Measurement bias in spICP-TOFMS: insights from Monte Carlo simulations†
Abstract
Single-particle inductively coupled plasma time-of-flight mass spectrometry (spICP-TOFMS) is used to measure the mass amounts of elements in individual nano and submicron particles. In spICP-TOFMS, element signals can only be recorded as “particles” if they are above the critical value, which is the threshold used to distinguish between particle-derived and background signals. If elements in particles are present in amounts close to or below the critical value, then these elements cannot be quantitatively measured, and the shape of the measured mass distributions will not be accurate. In addition, recorded spICP-TOFMS signal distributions are impacted by measurement uncertainty due to counting statistics inherent to the mass analyzer. Counting noise is most pronounced for elements detected with low signal levels and can lead to systematic biases in the observed element masses and mass ratios from a particle event.
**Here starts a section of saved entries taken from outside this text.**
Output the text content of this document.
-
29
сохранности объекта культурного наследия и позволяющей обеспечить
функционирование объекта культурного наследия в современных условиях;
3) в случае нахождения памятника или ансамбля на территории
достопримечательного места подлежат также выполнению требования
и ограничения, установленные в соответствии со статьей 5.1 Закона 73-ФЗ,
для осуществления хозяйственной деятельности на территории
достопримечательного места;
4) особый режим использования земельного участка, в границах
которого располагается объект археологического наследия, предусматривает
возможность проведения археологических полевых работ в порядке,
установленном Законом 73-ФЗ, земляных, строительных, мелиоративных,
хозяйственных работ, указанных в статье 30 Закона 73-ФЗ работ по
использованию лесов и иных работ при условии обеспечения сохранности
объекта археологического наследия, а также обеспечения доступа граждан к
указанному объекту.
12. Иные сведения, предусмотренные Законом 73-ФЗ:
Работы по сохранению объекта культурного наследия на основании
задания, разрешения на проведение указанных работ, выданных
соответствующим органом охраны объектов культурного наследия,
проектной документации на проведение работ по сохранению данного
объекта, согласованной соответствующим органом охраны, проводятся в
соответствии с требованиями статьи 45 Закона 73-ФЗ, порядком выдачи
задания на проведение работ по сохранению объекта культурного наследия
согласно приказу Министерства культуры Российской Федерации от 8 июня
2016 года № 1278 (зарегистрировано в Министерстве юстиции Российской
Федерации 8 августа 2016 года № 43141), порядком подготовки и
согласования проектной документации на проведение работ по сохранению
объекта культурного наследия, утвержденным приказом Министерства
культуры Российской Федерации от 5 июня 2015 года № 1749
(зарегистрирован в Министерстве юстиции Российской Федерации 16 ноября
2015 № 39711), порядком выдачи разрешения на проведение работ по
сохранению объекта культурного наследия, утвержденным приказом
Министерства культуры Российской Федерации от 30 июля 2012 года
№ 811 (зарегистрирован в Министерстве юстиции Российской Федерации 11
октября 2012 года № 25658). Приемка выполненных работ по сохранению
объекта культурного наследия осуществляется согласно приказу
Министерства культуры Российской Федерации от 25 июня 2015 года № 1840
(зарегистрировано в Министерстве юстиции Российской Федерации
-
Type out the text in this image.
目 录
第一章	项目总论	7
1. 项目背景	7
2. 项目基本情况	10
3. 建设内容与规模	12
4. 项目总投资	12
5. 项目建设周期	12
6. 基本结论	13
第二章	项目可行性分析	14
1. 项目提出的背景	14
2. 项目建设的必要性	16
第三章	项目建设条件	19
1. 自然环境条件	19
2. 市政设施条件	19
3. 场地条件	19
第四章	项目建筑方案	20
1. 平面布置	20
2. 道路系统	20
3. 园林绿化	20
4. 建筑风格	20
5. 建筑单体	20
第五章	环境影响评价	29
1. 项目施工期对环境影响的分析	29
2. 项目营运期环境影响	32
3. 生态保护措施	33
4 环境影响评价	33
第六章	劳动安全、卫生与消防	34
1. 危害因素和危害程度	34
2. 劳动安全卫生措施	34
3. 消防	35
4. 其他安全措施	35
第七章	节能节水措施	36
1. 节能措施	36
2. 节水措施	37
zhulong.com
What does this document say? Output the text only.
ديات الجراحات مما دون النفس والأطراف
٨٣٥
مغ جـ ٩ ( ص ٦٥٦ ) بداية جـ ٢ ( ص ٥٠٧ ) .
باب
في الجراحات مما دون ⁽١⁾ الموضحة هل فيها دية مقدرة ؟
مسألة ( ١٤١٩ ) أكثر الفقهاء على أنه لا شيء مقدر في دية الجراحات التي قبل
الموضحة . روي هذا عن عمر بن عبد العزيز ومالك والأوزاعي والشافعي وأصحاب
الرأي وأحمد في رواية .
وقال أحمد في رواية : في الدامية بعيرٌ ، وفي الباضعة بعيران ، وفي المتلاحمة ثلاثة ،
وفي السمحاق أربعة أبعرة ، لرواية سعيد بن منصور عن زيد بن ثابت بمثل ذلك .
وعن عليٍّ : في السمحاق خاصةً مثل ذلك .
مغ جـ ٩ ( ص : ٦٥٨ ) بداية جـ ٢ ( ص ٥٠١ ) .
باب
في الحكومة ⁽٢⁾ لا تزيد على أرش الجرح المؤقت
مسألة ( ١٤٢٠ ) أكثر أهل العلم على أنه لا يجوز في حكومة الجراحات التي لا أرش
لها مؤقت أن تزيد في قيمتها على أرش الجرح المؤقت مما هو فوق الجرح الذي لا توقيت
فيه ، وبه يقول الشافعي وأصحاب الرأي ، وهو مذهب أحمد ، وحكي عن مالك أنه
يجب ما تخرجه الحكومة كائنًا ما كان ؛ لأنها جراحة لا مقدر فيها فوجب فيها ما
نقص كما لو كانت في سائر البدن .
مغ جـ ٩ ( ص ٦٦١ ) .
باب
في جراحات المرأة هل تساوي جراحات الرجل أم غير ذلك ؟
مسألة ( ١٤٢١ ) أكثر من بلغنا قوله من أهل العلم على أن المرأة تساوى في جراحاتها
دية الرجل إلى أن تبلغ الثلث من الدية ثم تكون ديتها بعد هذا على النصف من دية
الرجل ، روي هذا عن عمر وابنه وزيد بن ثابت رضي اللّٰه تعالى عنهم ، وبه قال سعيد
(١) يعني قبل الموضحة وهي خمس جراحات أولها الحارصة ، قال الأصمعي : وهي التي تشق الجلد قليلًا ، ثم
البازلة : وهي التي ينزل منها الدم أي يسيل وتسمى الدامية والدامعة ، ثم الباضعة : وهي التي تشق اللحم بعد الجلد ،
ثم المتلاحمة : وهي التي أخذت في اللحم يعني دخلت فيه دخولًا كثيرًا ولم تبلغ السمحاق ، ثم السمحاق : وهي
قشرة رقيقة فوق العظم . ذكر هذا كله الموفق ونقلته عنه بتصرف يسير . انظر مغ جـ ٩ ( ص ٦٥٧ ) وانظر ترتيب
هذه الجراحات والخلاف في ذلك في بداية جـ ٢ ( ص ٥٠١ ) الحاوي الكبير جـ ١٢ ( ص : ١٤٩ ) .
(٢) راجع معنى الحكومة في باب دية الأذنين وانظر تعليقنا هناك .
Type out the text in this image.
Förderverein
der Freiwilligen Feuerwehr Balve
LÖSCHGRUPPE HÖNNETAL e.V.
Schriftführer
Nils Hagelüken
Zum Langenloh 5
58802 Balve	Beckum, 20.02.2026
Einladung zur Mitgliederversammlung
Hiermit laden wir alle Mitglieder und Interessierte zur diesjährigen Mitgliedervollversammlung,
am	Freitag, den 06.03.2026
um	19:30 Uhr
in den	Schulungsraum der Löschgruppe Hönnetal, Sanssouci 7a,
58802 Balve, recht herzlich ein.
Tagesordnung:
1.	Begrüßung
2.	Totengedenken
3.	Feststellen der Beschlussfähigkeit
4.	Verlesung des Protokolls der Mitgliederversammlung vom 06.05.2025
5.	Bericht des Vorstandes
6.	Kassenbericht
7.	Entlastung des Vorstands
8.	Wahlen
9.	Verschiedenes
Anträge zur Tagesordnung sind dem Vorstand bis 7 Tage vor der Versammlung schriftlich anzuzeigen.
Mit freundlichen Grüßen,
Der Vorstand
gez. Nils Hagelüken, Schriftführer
In turn, spICP-TOFMS data can lead to incorrect conclusions about element composition and/or size of recorded particles. To better understand how biases and noise can alter the interpretation of data, we employ Monte Carlo simulations to model spICP-TOFMS signals as a function of measurement parameters, such as particle size distribution (PSD), multi-element composition, absolute sensitivities (TofCts g−1), and measurement noise from ion-counting (Poisson) statistics. Monte Carlo simulations allow for the systematic comparison of known (simulated) element mass distributions to experimental (measured) data. To demonstrate the accuracy of our model in predicting spICP-TOFMS signal structure, we highlight the match between data from in-lab measurements and simulations for the detection of CeO2, ferrocerium mischmetal, and bastnaesite particles. Through Monte Carlo simulations, we explore how analyte PSDs and other measurement parameters can lead to the determination of biased particle sizes, particle numbers, element ratios, and multi-element compositions.